8. Auswahl: 21 Teams sind im „Tatort“-Rennen von den einzelnen ARD-Anstalten gemeldet, viele gehen nun erstmals an den Start. Erfurt trumpft mit junger Belegschaft auf, Weimar schickt einen „Tatort“ aus der Weihnachtsabteilung. Das Erregen von Aufmerksamkeit ist auch beim „Tatort“ zur Überlebensstrategie geworden. Wenn nicht über Vorspänne geredet wird, sondern über Qualität, profitiert der Zuschauer.

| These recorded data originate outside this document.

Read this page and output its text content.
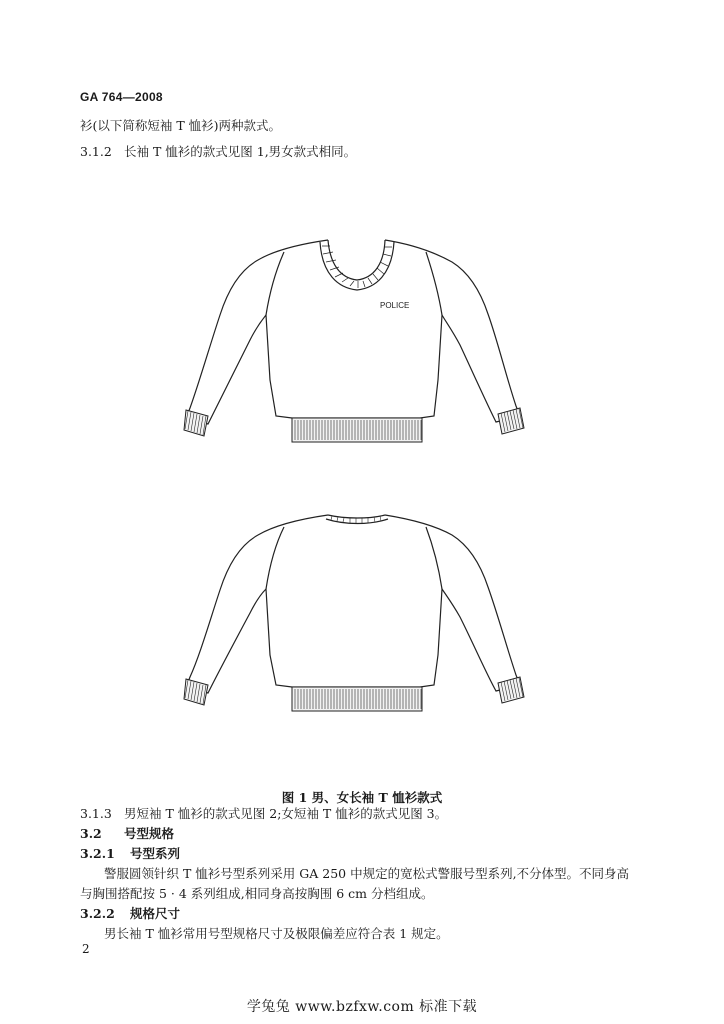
GA 764—2008
衫(以下简称短袖 T 恤衫)两种款式。
3.1.2 长袖 T 恤衫的款式见图 1,男女款式相同。
POLICE
图 1 男、女长袖 T 恤衫款式
3.1.3 男短袖 T 恤衫的款式见图 2;女短袖 T 恤衫的款式见图 3。
3.2 号型规格
3.2.1 号型系列
警服圆领针织 T 恤衫号型系列采用 GA 250 中规定的宽松式警服号型系列,不分体型。不同身高
与胸围搭配按 5 · 4 系列组成,相同身高按胸围 6 cm 分档组成。
3.2.2 规格尺寸
男长袖 T 恤衫常用号型规格尺寸及极限偏差应符合表 1 规定。
2
学兔兔 www.bzfxw.com 标准下载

9. Heimatkunde: Wenn er gelungen ist, erzählt der „Tatort“ mehr über das Land, in dem wir leben als so manche „Tagesschau“-Ausgabe. Drogenhandel, Kriegstraumata, illegaler Technologietransfer, verschwörerische Zellen – gesellschaftliche Relevanz hat sich der „Tatort“ mit Leuchtmarker ins Sendungsprofil geschrieben. Unter der Krimioberfläche sind die Filme immer auch ein Bewusstseinstrip ins Innere der Bundesrepublik. 90 Minuten Heimatkunde. Es gibt blödere Gründe, Gebühren zu zahlen.
10. Keine Alternative: In Möwengeschrei gebettete Küsse nach Pilcher im Zweiten scheiden von vornherein aus. Restaurants haben – gefühlt – alle zu. Glücklich, wer jetzt „Tatort“-Gucker ist.